When Doug Robertson, director of engineering at Clippard Inc. — a community-oriented company near Cincinnati — and his team initially approached AweSim, they were simply looking for help to segue their company into the world of high performance computing (HPC) modeling and simulation. What Robertson and the Clippard team wanted was simply to predict the performance of a spring in one of their electromagnetic proportional valves. After all, when your business is manufacturing valves, predictable and controlled fluid flow is essential.
What Robertson and Clippard didn’t expect was finding a flaw in the valve that nearly cost the company countless hours and dollars.
An unexpected flaw
Initially, AweSim contacted us at Kinetic Vision to provide detailed analyses of the valve. Ideally, the amount of fluid that flows through the valve is controlled by, and proportional to, the amount of electricity running to a solenoid coil that pulls on the spring. Early on, however, our test data on the prototype valve found a nonlinear trend for flow versus electric current. This was inconsistent with the flow analysis of the computer-aided design (CAD) files of the valve.
Computed tomography – not just for medical scans
We took a two-pronged approach to finding what was causing the discrepancies between the performance of the physical valve and the computer model. First, we performed a CT scan on the valve. CT, or computed tomography, is a technology that was initially developed for medical purposes and is now widely used across multiple industries to help design and develop products. A cone beam X-ray source sends radiation through an object, of which a 2D image is captured on a digital detector. This happens thousands of times as the object rotates a full 360 degrees, creating a three-dimensional model of the sample.
The depth, detail and the granularity of this information allow customers to really inspect their parts after they’re put together. We’re actually measuring these parts as they’re assembled so they can see what’s going on with the component in its operating state. By first performing an industrial CT scan of the assembled valve, we were able to compare the prototype with the computer model of the valve.
We then built a finite element model from the industrial CT scan. From this model, we found that the problem was not with the computer design of the valve, but in the manufacturing process Clippard was using.
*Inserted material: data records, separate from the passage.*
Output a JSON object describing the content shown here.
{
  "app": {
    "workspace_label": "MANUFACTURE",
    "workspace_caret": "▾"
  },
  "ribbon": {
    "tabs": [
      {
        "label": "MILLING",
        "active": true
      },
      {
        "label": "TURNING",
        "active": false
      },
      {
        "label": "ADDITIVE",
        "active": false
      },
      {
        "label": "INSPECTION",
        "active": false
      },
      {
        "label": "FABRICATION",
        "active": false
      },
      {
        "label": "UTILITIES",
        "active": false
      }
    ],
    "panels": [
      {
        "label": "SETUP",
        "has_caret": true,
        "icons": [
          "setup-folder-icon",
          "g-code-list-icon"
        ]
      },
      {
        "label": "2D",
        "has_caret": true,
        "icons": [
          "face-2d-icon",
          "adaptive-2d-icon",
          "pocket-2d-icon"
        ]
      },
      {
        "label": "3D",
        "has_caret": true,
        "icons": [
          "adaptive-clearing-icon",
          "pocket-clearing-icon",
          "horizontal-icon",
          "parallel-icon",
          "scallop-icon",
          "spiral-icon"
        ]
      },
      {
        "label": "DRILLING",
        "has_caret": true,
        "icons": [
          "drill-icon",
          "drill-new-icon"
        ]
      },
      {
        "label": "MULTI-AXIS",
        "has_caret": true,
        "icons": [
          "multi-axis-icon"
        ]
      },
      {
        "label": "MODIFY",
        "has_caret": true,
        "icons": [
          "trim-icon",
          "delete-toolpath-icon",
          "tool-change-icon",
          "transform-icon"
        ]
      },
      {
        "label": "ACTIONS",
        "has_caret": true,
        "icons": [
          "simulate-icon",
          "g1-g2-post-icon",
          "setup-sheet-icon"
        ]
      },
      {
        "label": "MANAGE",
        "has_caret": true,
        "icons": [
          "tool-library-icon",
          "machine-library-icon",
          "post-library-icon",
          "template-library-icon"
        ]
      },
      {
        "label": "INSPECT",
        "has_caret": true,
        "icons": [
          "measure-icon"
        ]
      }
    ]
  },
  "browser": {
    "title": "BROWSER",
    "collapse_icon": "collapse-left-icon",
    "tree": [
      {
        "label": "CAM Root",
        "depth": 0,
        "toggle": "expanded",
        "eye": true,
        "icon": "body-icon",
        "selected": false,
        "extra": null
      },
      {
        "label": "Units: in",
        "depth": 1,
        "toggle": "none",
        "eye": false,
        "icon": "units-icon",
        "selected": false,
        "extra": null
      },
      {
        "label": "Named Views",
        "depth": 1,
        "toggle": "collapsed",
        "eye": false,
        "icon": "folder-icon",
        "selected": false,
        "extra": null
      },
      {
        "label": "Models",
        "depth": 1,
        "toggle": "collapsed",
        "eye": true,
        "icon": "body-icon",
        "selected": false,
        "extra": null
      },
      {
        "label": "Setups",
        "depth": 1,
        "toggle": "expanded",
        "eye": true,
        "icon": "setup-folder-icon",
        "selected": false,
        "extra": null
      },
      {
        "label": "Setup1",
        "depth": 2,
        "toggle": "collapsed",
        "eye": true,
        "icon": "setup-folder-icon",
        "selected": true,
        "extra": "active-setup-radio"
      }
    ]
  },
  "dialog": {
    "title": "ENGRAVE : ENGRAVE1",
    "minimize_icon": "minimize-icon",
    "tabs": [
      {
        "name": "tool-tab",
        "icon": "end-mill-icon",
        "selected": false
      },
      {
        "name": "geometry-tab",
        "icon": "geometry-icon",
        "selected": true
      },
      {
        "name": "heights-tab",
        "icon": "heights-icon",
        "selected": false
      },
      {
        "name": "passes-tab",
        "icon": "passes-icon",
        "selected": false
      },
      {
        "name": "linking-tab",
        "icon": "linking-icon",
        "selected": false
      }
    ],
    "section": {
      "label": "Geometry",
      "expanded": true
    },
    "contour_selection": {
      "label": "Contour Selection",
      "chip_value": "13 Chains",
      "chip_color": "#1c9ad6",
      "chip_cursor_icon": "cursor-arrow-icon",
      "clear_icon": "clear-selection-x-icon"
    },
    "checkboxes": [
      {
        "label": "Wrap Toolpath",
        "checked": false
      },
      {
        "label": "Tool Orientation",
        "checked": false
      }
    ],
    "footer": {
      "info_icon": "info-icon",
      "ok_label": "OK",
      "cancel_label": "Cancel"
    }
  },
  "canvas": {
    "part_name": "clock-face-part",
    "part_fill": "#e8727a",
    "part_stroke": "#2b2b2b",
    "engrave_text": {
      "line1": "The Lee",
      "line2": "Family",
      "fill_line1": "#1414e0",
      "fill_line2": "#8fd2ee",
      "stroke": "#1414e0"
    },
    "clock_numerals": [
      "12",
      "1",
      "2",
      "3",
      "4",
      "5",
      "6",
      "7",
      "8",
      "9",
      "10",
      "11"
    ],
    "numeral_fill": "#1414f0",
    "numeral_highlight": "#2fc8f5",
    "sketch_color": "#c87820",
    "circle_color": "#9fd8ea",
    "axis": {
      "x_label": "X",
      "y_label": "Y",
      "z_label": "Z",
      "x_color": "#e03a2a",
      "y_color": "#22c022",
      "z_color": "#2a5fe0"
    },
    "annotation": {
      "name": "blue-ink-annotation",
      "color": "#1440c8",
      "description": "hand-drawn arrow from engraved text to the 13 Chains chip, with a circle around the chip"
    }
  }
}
It was the blend of those two tools – the nondestructive inspection from the CT scan and the finite element model – that really helped to solve their problem.
Having HPC resources, such as what is offered at the Ohio Supercomputer Center (OSC), at your disposal makes this type of methodology possible. We are solving high-fidelity finite element models directly generated from microCT data — it really helps enable that technique to even happen because the models have to be much more detailed.
Since the valve solution, Clippard has developed new methods to measure their material surface, improving processes from initial computational design to the finished product. As we’ve heard from clients over and over, modeling and simulation have saved the team valuable time and resources. Without Kinetic Vision’s intricately detailed analyses, scans and inspections through OSC resources, Clippard may not have been able to pinpoint what was causing the valve flow differential.